Tem muita gente defendendo James Charles

Um fato surpreendente no caso James Charles x Tati Westbrook é que grandes influenciadores tem defendido James Charles. O primeiro a defender foi o maior YouTuber do mundo, PewDiePie. O maior canal de drama também defendeu James Charles, o Drama Alert. Tanto PewDiePie quanto o Drama Alert disseram que não há evidência nenhuma nas acusações de Tati Westbrook, dizendo que James Charles é um “predador sexual”.

Os amigos do mundo da beleza, Gabriel Zamora e Nikita Dragon também saíram em defesa do amigo, principalmente Gabriel que fez posts nas redes sociais endereçados diretamente a Tati Westbrook, falando sobre a gravidade das acusações que ela está fazendo e que ela pode ser presa por isso. 
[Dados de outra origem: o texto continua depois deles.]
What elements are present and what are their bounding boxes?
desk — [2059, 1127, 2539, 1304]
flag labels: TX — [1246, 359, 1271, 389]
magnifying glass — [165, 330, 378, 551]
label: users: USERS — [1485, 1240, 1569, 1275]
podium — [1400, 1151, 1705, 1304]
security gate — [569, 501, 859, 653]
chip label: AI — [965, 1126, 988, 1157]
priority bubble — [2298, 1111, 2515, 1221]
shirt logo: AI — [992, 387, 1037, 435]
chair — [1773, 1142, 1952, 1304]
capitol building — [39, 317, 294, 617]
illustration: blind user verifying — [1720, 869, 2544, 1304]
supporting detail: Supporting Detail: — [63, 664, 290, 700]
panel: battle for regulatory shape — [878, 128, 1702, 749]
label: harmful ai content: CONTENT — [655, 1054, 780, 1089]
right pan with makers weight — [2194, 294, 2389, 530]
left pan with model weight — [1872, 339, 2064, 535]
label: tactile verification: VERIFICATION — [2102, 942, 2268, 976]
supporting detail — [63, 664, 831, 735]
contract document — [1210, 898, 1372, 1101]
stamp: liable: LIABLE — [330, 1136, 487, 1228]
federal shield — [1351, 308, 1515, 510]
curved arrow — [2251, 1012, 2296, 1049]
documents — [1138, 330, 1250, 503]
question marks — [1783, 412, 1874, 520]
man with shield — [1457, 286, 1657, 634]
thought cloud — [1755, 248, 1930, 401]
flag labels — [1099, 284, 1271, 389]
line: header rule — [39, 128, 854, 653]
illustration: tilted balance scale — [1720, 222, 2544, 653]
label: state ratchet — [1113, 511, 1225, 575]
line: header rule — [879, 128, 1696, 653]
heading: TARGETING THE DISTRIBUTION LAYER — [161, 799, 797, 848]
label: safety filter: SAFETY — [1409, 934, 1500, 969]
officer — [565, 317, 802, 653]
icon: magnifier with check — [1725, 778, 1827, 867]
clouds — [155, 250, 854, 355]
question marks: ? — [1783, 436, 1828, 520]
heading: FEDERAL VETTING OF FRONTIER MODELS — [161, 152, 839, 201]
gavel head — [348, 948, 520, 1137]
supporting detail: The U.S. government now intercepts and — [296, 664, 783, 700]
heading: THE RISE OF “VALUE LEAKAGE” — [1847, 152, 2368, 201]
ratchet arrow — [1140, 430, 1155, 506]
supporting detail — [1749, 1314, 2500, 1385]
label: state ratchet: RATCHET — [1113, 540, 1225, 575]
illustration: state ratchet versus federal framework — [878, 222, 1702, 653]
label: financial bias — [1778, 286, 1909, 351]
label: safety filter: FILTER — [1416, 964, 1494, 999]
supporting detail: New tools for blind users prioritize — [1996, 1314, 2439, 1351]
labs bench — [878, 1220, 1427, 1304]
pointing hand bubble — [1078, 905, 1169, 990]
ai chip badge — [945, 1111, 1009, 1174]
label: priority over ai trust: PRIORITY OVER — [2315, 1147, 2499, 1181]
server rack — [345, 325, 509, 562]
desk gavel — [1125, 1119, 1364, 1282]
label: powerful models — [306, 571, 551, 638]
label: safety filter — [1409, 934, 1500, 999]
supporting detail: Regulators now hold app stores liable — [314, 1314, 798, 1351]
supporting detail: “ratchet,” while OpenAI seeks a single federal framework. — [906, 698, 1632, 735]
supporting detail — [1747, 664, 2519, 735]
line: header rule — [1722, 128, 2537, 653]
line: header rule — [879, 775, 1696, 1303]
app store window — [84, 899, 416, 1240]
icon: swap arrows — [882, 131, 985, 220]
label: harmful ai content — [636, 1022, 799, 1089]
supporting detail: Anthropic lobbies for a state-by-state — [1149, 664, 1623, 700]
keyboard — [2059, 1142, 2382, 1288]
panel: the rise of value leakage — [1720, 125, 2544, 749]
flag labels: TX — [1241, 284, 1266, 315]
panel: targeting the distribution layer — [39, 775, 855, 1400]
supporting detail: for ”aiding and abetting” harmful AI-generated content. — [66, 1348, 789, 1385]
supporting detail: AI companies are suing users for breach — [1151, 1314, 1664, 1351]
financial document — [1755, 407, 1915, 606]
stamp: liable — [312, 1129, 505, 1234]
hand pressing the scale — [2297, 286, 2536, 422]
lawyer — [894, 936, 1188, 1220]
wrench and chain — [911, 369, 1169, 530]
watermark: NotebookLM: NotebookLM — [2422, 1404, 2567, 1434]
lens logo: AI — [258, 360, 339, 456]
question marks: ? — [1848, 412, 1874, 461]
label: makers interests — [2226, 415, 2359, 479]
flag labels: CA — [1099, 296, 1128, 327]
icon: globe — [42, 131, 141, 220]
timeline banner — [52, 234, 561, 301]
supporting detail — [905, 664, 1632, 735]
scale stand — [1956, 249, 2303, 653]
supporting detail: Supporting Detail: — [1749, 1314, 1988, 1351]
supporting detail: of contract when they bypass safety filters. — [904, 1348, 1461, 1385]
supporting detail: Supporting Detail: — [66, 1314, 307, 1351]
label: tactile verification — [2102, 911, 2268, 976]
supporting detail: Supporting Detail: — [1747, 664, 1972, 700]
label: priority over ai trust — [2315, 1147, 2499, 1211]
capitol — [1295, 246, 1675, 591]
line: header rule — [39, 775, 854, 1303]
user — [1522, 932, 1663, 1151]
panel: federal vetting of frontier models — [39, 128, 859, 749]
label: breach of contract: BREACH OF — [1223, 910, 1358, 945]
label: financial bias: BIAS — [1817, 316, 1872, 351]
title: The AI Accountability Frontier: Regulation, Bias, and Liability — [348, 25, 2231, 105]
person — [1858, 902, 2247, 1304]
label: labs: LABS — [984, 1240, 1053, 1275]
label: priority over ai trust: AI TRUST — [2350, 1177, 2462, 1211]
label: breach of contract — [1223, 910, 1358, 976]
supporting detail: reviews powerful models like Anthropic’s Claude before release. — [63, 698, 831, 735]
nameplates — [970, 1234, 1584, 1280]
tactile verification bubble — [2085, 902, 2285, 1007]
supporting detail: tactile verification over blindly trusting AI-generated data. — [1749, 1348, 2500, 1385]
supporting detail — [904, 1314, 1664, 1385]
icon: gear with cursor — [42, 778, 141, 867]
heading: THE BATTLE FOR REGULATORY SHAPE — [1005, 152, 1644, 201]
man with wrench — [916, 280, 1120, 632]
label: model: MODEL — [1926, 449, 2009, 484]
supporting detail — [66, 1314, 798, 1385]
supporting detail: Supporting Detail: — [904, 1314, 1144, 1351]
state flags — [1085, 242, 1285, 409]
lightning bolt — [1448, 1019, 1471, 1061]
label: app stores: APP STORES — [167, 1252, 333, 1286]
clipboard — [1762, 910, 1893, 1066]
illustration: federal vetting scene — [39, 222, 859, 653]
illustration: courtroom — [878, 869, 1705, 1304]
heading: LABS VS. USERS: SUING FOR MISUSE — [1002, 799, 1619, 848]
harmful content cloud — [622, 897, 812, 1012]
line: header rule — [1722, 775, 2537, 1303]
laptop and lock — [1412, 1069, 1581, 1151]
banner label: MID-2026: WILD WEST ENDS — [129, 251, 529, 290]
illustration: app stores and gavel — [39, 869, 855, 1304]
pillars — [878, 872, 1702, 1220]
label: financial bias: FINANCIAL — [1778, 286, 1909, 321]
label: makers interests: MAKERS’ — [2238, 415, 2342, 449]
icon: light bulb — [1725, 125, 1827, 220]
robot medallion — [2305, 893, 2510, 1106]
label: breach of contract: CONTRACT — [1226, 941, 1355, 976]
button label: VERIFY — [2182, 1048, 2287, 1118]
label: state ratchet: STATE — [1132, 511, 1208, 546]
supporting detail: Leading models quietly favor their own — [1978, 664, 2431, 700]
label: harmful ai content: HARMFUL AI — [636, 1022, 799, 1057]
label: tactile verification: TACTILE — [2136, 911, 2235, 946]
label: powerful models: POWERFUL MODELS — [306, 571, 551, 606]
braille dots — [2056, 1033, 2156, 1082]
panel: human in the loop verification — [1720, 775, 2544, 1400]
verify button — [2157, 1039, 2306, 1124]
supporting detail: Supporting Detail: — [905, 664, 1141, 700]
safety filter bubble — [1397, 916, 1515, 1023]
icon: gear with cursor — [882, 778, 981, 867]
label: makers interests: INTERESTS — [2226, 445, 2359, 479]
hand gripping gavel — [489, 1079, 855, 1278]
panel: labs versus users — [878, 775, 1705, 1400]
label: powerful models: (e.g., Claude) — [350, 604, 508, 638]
“Bastião da integridade” volta a tentar capitalizar no escândalo

O “bastião de integridade” Tati Westbrook voltou a postar vídeos esta semana. É difícil de assistir. O mais interessante é a imagem de altivez que ela passa e é exatamente essa imagem que faz o público se confundir. A pessoa é infantil ao ponto de querer resolver com milhões de internautas um problema que deveria ter sido resolvido em particular com seu “amigo” James Charles, do qual ela cobra tanto seu quinhão na formação e sucesso. E continua tentando manipular o público agora querendo se fazer de vítima da própria emoção. Uma pessoa que posta vídeos há dez anos na mesma plataforma diz que não tinha ideia do dano que estaria causando a James Charles…

É simplesmente lamentável… Mas a realidade é sempre a mesma: as pessoas são o que elas fazem e não o que elas dizem que são. Tati Westbrook disse um monte de mentiras sobre James Charles para milhares de pessoas na semana em que ele estava no ponto mais alto de sua carreira e fez com que ele seja humilhado. É desumano o que ela fez e demonstra como ela é ciumenta, invejosa e não usa de racionalidade nenhuma. 

O assunto deveria ser resolvido num processo de difamação na justiça.